Laura Perez-Cano is Head of Discovery and Deputy Head of Computational Systems Biology at STALICLA. Prior to joining STALICLA, she was a postdoctoral researcher at David Geffen School of Medicine at University of California Los Angeles (UCLA) – focusing on genetic involvement in Autism Spectrum Disorder (ASD). Laura’s move to STALICLA was driven by a desire to apply her academic experience to a translational initiative, and her belief in the potential of precision medicine to benefit people living with neurodevelopmental disorders (NDDs).
What do we know about the genetic origins of ASD?
In the last decade, we have made remarkable progress in gene discovery to identify abnormal biological and molecular pathways in NDDs, including ASD. This research has revealed several risk genes and mutations involved in ASD. However, statistical modelling suggests that there are more than 1000 genes involved in NDDs that are yet to be discovered. The number of genes concerned and the multitude of disrupted biological pathways explain why ASD is such a highly diverse and complex disorder.
How will this research help to develop a precision medicine for the condition?
Large-scale genetic studies and genome sequencing have revealed the complexity and heterogeneity within ASD – the challenge now is to stratify the condition into more homogeneous subgroups of patients. Streamlining patients according to patterns within groups of ASD subtypes allows us to select and develop personalized and efficient drug candidates capable of correcting specific biological disruptions implicated in the pathophysiology of the condition.
STALICA developed the DEPI platform to help to group ASD patients into subtypes. What is DEPI and how does it work?
DEPI (Databased Endophenotyping Patient Identification) is an artificial intelligence driven platform that applies systems biology and multi-omics to bring precision medicine to patients with NDDs. While there are similar initiatives in other fields, such as oncology, DEPI is a first-in-class in the field of NDDs, allowing the identification of non-behavioral biomarkers to define homogeneous and clinically actionable subgroups of patients. DEPI’s capabilities allow two possibilities in developing precision medicine – one is matching a defined subgroup of patients to a drug candidate that can target those in a precise and efficient way, and the second is identifying drug candidates that can correct specific biological disruptions and matching these to specific patient subgroups that are likely going to respond positively to the treatment with such drug candidates.
DEPI has allowed us to define a patient subgroup (ASD-Phen1) that could account for up to twenty-five percent of ASD patients who share similar biological perturbations. Our recently announced Phase 1b clinical trial is investigating a new therapeutic combination treatment (STP1) in this subgroup.

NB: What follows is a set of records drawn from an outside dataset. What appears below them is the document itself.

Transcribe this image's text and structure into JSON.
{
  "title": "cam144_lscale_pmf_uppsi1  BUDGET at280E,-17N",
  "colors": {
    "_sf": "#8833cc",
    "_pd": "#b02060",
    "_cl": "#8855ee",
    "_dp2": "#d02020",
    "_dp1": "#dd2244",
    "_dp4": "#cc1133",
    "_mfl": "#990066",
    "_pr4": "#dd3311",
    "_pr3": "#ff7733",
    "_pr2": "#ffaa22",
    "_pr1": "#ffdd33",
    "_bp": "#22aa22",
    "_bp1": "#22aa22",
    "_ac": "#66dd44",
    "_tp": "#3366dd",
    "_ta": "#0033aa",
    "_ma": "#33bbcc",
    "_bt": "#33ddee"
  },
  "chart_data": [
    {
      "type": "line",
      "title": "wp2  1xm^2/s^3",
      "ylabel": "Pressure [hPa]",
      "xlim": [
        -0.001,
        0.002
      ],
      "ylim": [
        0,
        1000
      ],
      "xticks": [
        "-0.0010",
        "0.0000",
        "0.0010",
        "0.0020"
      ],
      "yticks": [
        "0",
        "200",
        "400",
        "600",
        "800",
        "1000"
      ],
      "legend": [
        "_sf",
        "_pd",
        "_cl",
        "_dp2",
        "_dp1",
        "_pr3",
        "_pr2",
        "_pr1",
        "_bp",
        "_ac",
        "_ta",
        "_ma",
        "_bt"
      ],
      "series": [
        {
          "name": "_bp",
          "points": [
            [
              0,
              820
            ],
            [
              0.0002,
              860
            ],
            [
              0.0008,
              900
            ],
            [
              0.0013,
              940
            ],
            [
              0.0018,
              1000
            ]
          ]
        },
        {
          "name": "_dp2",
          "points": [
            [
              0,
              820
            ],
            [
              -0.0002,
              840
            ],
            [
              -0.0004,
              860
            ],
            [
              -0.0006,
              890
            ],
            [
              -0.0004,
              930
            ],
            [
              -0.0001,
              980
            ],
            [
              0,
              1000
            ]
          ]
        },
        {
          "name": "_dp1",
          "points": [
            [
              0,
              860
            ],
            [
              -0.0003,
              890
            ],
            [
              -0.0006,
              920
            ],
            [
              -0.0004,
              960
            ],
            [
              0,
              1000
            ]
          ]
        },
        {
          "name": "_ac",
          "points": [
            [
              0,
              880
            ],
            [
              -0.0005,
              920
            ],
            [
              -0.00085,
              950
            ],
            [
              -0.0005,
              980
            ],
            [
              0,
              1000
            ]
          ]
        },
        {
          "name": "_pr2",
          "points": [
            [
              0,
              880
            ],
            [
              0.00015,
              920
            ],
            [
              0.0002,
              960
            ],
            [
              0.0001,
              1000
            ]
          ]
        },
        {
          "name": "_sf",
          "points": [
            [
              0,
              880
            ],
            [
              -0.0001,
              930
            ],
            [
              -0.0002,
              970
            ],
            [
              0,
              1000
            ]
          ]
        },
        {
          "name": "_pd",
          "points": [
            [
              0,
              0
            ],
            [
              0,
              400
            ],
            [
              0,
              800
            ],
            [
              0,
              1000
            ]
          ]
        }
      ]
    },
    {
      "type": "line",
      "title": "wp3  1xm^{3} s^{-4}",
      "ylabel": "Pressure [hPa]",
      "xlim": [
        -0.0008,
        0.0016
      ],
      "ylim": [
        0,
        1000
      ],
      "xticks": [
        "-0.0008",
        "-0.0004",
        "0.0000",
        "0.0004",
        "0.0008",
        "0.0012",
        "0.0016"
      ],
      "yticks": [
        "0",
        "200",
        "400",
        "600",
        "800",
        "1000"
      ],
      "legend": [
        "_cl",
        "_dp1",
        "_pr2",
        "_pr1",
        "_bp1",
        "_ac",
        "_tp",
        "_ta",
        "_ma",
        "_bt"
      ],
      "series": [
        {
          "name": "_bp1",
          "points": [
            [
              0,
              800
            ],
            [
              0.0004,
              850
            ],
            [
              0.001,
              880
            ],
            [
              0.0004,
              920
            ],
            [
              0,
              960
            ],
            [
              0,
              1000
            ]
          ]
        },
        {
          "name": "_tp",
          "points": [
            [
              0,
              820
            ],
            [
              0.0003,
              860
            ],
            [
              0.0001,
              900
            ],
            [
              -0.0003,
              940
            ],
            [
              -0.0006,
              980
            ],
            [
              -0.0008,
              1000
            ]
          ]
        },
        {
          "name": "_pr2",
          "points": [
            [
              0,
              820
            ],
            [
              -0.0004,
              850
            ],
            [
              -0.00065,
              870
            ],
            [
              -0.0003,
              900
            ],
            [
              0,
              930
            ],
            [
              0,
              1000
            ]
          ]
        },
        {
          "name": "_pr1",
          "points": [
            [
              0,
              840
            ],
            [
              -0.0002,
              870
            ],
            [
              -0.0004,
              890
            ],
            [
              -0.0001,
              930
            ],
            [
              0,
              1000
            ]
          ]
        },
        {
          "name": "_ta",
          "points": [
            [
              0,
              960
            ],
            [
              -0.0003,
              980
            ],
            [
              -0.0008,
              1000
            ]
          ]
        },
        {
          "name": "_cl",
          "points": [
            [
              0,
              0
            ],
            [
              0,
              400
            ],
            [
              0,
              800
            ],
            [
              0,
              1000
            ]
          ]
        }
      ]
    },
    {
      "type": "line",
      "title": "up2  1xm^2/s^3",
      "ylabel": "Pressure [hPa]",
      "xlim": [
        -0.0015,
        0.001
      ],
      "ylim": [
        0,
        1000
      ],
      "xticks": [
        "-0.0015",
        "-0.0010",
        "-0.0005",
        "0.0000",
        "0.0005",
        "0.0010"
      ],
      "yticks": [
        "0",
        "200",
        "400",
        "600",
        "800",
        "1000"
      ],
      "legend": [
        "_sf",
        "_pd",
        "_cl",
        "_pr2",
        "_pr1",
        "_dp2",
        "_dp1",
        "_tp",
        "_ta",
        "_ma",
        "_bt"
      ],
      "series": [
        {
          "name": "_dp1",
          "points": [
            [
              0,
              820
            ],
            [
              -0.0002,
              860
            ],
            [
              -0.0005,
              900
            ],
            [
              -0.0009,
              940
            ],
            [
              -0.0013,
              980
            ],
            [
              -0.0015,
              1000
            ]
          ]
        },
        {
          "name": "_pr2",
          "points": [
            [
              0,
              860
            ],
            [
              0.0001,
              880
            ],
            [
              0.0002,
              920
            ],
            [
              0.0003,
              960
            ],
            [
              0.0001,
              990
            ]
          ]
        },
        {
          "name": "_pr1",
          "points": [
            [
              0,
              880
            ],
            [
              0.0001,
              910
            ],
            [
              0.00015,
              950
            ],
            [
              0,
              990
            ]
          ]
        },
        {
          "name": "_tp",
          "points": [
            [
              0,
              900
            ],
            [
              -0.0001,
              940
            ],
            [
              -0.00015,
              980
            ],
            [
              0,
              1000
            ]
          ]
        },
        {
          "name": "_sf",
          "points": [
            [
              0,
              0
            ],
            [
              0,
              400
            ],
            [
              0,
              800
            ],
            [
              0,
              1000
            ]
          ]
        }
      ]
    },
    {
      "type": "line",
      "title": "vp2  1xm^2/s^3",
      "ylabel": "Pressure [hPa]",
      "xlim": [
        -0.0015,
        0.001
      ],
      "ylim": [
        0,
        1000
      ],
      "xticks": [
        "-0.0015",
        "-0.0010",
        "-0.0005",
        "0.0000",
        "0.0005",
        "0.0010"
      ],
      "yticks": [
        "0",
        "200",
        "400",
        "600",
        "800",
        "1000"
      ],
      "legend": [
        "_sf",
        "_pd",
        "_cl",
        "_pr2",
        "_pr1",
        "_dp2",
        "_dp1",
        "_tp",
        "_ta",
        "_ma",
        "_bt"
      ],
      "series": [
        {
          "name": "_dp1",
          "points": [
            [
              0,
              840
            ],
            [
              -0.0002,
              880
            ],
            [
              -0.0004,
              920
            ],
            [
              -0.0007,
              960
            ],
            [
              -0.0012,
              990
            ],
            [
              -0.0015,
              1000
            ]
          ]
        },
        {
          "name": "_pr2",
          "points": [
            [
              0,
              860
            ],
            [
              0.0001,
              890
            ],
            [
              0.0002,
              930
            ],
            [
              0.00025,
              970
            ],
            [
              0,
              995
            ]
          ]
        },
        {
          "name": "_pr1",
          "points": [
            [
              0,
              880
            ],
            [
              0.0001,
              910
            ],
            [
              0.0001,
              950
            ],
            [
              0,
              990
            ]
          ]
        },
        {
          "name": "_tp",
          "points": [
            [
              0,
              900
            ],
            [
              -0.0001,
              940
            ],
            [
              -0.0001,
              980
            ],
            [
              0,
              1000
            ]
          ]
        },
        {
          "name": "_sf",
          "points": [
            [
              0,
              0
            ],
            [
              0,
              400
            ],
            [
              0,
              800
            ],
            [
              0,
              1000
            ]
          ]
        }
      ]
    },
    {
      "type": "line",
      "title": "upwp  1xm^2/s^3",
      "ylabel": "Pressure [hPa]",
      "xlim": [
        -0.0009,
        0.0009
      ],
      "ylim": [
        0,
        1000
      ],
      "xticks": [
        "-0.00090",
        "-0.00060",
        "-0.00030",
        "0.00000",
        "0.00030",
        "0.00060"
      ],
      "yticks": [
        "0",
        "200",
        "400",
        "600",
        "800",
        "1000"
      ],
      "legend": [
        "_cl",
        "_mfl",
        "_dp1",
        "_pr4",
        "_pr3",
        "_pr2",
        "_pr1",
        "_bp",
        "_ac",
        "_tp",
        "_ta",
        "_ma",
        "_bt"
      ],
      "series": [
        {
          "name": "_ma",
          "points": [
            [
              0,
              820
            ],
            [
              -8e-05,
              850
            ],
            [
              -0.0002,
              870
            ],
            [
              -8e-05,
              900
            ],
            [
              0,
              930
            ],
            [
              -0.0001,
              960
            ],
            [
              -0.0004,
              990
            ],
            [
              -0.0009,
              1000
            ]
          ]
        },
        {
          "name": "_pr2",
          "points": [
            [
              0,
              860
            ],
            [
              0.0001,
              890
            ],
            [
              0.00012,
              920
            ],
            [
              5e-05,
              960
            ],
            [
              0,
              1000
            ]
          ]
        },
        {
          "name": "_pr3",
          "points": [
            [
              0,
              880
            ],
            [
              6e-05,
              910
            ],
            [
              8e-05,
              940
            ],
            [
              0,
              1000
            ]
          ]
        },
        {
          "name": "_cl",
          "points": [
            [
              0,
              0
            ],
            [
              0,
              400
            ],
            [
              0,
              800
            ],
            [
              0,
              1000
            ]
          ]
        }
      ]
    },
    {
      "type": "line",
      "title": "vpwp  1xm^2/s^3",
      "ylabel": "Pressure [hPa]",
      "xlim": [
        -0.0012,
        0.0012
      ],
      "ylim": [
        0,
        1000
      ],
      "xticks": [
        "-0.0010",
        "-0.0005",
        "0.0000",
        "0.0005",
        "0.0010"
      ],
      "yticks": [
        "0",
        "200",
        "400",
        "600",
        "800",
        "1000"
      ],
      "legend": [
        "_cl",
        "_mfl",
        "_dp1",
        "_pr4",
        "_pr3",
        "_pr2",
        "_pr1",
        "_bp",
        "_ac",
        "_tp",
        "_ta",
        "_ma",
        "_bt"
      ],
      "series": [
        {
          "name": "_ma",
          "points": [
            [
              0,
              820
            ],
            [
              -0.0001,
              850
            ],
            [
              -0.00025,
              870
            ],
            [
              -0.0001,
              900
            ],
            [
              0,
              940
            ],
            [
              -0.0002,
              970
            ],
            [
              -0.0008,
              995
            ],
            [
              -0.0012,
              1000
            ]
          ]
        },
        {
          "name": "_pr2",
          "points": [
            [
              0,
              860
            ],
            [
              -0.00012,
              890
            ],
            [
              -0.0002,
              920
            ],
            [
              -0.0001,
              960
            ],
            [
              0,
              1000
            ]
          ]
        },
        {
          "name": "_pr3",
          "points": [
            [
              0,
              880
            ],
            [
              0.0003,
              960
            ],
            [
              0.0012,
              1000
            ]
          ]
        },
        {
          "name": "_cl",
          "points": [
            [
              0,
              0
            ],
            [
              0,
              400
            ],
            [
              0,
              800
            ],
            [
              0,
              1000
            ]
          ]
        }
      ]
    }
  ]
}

STALICLA has its own pipeline of drug candidates, which include STP1, and we are also exploring collaborative projects to develop promising drug candidates with third party strategics.
What are the technologies that have enabled this research to advance?
Advancements in the development of ‘omics’ technologies, which enable a multi-scale detection of genes, proteins and metabolites in a specific biological sample, as well as methodological advancements in the field of computational systems biology, have all contributed to STALICLA’s research. These technologies have given us valuable insights into a patient’s cellular make-up and helped to really shift our understanding of complex diseases.
Do you have a vision of how a platform like DEPI could be used in diagnosis and treatment in a real-life setting?
Today, DEPI is focused on developing precision medicine-based treatment options for patients diagnosed with ASD and other NDDs. Our goal is that one day we will also be able to apply this sophisticated artificial intelligence platform, with its increasing number of anonymized patient profiles and immense volume of biological and clinical data, as a scientifically proven methodology for diagnosing ASD subtypes. Currently, diagnosis is based upon behavior, so a definitive test that identifies the form of ASD could be a game changer for more personalized treatment protocols. Using DEPI as a screening tool would enable doctors to identify specific therapeutic treatments to address the core symptoms of a patient’s particular pathology. That level of informed decision-making and precision medicine would truly improve patients’ lives.